Ainsi, selon un rapport de 2016 de l’IPBES (le groupe d’experts de l’ONU sur la biodiversité), 75% de l’agriculture mondiale repose sur les insectes pollinisateurs. « Le tissu vivant de la Terre, essentiel et interconnecté, se réduit et s’effiloche de plus en plus », a déclaré dans un communiqué de presse le professeur Josef Settele, chercheur au sein de l’IPBES. « Cette perte est la conséquence directe de l'activité humaine et constitue une menace pour le bien-être de l’humanité dans toutes les régions du monde. »

Il y a même des économistes qui, depuis quelques années, mettent une « valeur économique » sur la nature, dans le but d’estimer ce que nous allons perdre si nous ne protégeons pas davantage ces acquis.

8.      « L’humanité a toujours survécu, elle survivra aux catastrophes »

Aucune étude scientifique n’a annoncé la disparition de l’espèce humaine à cause du réchauffement climatique. Mais en plus des coûts financiers entraînés par la perte de biodiversité, les feux de forêt ou les événements météorologiques extrêmes, il y aura inévitablement des pertes de vie. Par exemple, le GIEC prévoit que 48 à 76% de la population mondiale sera exposée à des canicules mortelles avant la fin du siècle, selon les différents scénarios d’augmentation de la température. Si le climat connaît une augmentation de seulement 2°C, ce sont 800 millions à 3 milliards de personnes qui souffriront d’un accès insuffisant à l’eau potable en raison des sécheresses. L’Organisation mondiale de la santé estime qu’entre 2030 et 2050, les changements climatiques pourraient causer chaque année 250 000 décès prématurés en raison de la malnutrition, des maladies et des fortes chaleurs. Et selon le Lancet Countdown de 2017, ce sont entre 25 millions et 1 milliard de personnes qui seront contraintes de migrer à cause des changements climatiques et des conflits armés qu’ils provoqueront.

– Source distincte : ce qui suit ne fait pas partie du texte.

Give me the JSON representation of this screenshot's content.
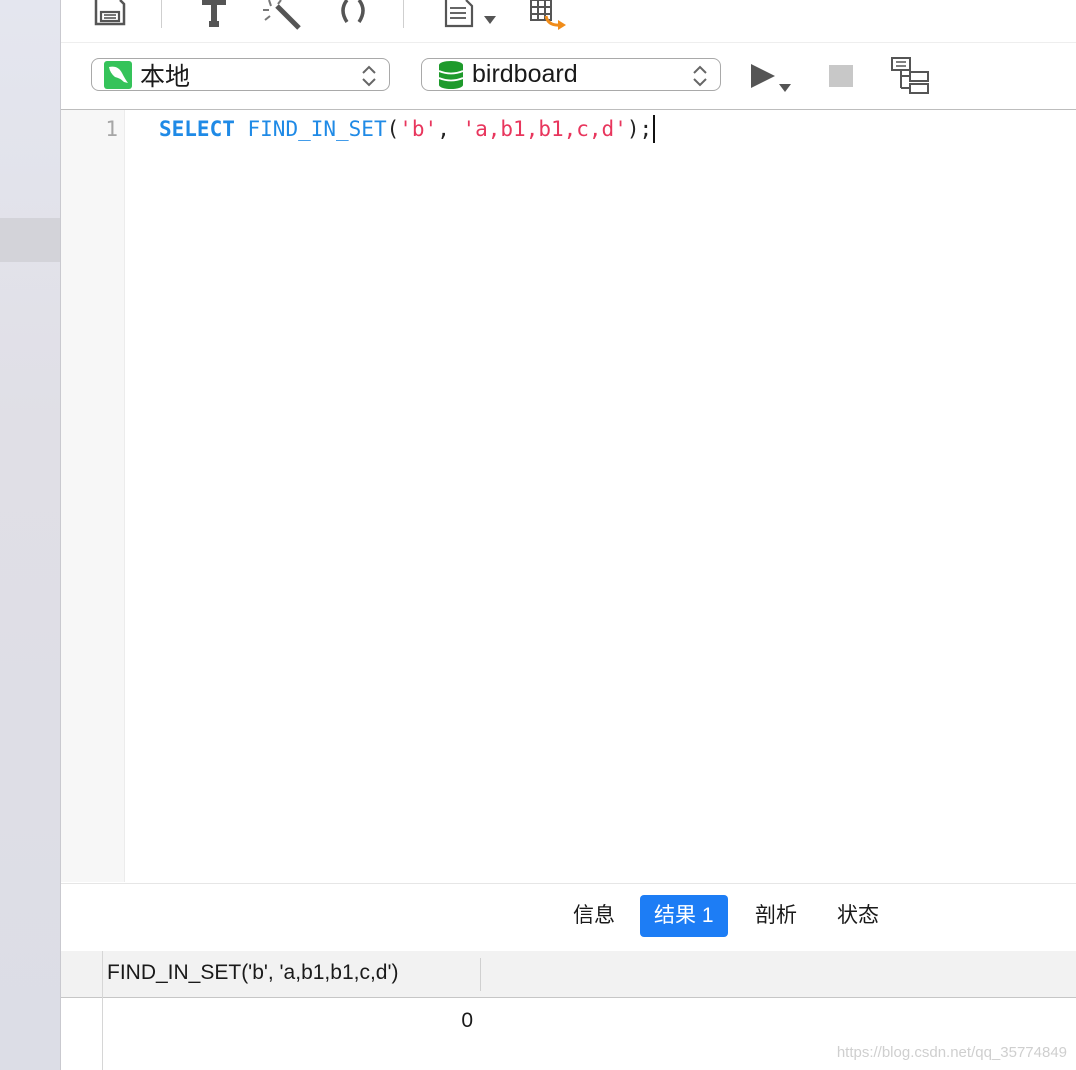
{
  "toolbar": {
    "icons": [
      "save-icon",
      "pin-icon",
      "magic-wand-icon",
      "parentheses-icon",
      "document-icon",
      "table-export-icon"
    ]
  },
  "connection_select": {
    "value": "本地"
  },
  "database_select": {
    "value": "birdboard"
  },
  "editor": {
    "line_number": "1",
    "keyword": "SELECT",
    "function": "FIND_IN_SET",
    "open_paren": "(",
    "arg1": "'b'",
    "comma": ", ",
    "arg2": "'a,b1,b1,c,d'",
    "close": ");"
  },
  "result_tabs": [
    {
      "label": "信息",
      "active": false
    },
    {
      "label": "结果 1",
      "active": true
    },
    {
      "label": "剖析",
      "active": false
    },
    {
      "label": "状态",
      "active": false
    }
  ],
  "result_grid": {
    "columns": [
      "FIND_IN_SET('b', 'a,b1,b1,c,d')"
    ],
    "rows": [
      [
        "0"
      ]
    ]
  },
  "watermark": "https://blog.csdn.net/qq_35774849",
  "colors": {
    "accent": "#1d7df5",
    "keyword": "#1f8ae6",
    "string": "#e8365d"
  }
}
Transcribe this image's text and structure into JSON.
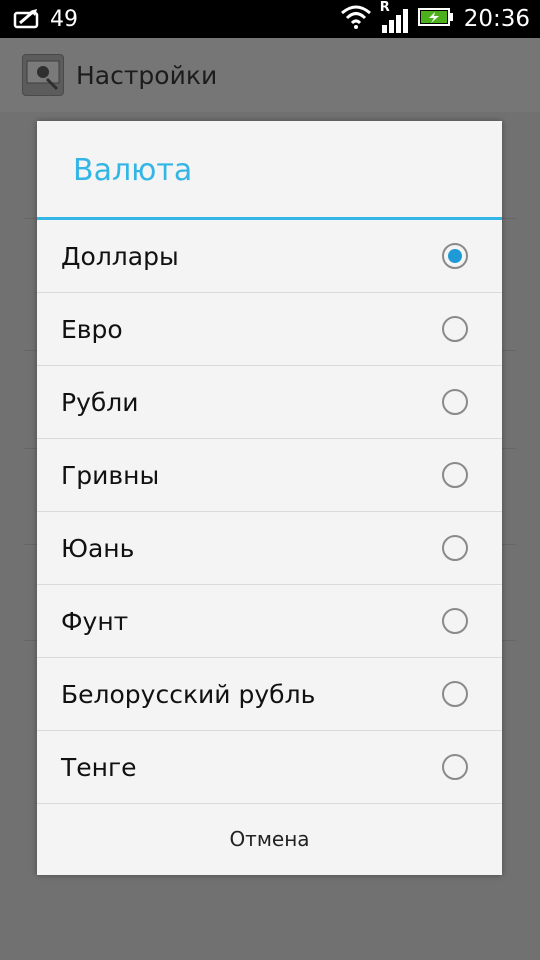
{
  "status_bar": {
    "notification_count": "49",
    "time": "20:36",
    "network_indicator": "R"
  },
  "app": {
    "title": "Настройки"
  },
  "dialog": {
    "title": "Валюта",
    "options": [
      {
        "label": "Доллары",
        "selected": true
      },
      {
        "label": "Евро",
        "selected": false
      },
      {
        "label": "Рубли",
        "selected": false
      },
      {
        "label": "Гривны",
        "selected": false
      },
      {
        "label": "Юань",
        "selected": false
      },
      {
        "label": "Фунт",
        "selected": false
      },
      {
        "label": "Белорусский рубль",
        "selected": false
      },
      {
        "label": "Тенге",
        "selected": false
      }
    ],
    "cancel_label": "Отмена"
  },
  "colors": {
    "accent": "#33b5e5",
    "radio_selected": "#1e9ad6",
    "battery_green": "#4caf1c"
  },
  "icons": [
    "notification-icon",
    "wifi-icon",
    "signal-icon",
    "battery-charging-icon",
    "app-settings-icon"
  ]
}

9      « Réduire les émissions serait désastreux pour l’économie »

Le débat entre protection de l’environnement et protection de l’économie est récurrent depuis 40 ans. Personne n’a nié qu’il y aurait des coûts. Mais avant d’affirmer que ce serait « désastreux », il faut se demander par rapport à quoi : ne rien faire pourrait-il aussi se solder par une facture « désastreuse » dans les prochaines décennies ?

Dans son rapport de 2018, le GIEC souligne que les changements climatiques entraîneront au cours du XXIe siècle des crises économiques, avec un ralentissement de l’économie mondiale et une augmentation globale de la pauvreté. Concrètement, les mesures à mettre en place pour limiter le réchauffement climatique coûteraient en moyenne, à un pays développé, 127 à 295 milliards $ par an entre 2030 et 2050. Et si ce chiffre peut donner le vertige, les pays ressortiraient néanmoins gagnants, si on compare au coût des catastrophes à venir, dans l'hypothèse où la planète continue de se réchauffer à la vitesse actuelle. Dans son dernier rapport de 2022, le GIEC ajoute que les conséquences économiques des changements climatiques augmenteront non-linéairement avec les températures atteintes : cela veut dire que, pour chaque fraction de degré supplémentaire, les risques pour l’économie seront décuplés.

10.    « Nous sommes loin d’être les plus gros pollueurs à l’échelle mondiale »

Bien qu’il semble faire bonne figure à côté de pays producteurs de pétrole comme le Qatar et ses 50 tonnes d’équivalent CO2 par personne, le Canada reste l’un des trois pays les plus pollueurs du G20 : avec un bilan carbone de 19,4 tonnes par personne en 2018, il est au coude-à-coude avec l’Australie (21,7 tonnes) et les États-Unis (18,2 tonnes). C’est plus du double de la moyenne des pays du G20, qui se chiffre à 7,5 tonnes.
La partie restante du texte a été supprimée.